In other cases, patients said doctors sometimes attributed all of their medical symptoms to their weight, causing patients to feel "dismissed" or "anxious that a more serious cause for their symptoms might go undetected," the researchers said in the review. 

When doctors do address weight with patients, patients who are overweight or obese usually viewed the experience as negative, the researchers found. "A recurrent theme across studies was that doctors often assumed a person who was overweight must have an unhealthy diet," the researchers said in the report. In other cases, patients thought their doctors offered "banal" advice such as "eat less," and "move more," while other patients said their doctors did not believe them when they reported making a sincere effort to lose weight using these methods.

And while most doctors didn't discuss weight with their patients, many patients said they would like to discuss their weight with their clinicians, the researchers noted. Overall, patients were likely to respond positively to supportive advice and active monitoring surrounding weight loss.
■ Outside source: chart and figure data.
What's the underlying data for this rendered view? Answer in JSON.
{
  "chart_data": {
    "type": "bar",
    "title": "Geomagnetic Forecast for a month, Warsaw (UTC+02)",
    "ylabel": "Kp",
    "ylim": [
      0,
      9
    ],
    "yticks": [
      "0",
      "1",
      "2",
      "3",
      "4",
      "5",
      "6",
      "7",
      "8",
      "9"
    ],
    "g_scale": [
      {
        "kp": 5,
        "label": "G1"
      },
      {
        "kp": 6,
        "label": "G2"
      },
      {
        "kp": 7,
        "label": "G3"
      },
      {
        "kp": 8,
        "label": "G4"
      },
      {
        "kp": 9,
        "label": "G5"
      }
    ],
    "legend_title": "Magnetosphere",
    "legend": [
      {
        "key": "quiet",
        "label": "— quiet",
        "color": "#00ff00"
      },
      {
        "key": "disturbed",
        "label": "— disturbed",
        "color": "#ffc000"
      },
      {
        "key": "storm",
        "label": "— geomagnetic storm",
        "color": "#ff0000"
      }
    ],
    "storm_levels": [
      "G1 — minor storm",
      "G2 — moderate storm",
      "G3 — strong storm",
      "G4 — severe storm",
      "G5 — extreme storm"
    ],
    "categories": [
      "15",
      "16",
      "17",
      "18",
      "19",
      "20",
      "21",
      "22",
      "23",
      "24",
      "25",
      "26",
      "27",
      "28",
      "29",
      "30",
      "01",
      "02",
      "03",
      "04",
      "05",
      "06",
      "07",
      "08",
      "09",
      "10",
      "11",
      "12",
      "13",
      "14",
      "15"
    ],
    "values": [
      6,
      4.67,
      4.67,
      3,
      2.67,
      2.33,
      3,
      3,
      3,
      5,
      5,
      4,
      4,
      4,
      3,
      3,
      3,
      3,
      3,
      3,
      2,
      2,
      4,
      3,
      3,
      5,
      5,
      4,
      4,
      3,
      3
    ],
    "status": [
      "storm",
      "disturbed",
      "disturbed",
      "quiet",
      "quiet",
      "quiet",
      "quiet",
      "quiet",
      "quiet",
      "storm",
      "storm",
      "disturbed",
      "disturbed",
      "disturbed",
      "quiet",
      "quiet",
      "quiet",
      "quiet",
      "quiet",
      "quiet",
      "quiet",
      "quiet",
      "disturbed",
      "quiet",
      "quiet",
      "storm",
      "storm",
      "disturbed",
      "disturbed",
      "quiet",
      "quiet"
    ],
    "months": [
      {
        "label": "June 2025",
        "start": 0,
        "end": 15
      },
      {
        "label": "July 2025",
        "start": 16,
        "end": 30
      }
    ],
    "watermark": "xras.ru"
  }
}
Some patients said having a doctor recommend small changes for weight loss made them feel motivated.

How to discuss weight with patients, according to researchers

Paul Aveyard from the University of Oxford and senior author of the study said, "As a doctor myself, 'listening' to these patients' stories was, in many cases, uncomfortable." He continued, "Many patients recounted tales where they had been patronized, marginalized unintentionally, or occasionally insulted."

Aveyard said the results are disappointing because doctors know that "obesity is caused by … genetic make-up and a food environment that makes appetite control really hard." Aveyard explained, "You would imagine that doctors and nurses would know this, and this might be uppermost in their mind when they consulted patients." However, he added that the "general view, that obesity is due to a failure of willpower, is so ingrained" in society that even "doctors and nurses sometimes say unhelpful things that undermine the motivation of their patients to lose weight."

At the same time, the results also show that "[i]t doesn't take a lot for the conversation to be a big positive for patients," Aveyard said. For instance, simply pointing out even "modest" changes in weight and regularly weighing patients could yield a positive experience for patients, according to Aveyard.

Kristen Glenister, of the University of Melbourne who was not involved in the study, said, "Discussions regarding overweight and obesity … need to be undertaken with the appropriate language and tone, permissive approach, with trusted clinicians, adequate time and tailored advice" (Crist, Reuters, 12/17; Ananthakumar et al., Journal of Clinical Obesity, 12/2; Harrison, Medscape, 12/9).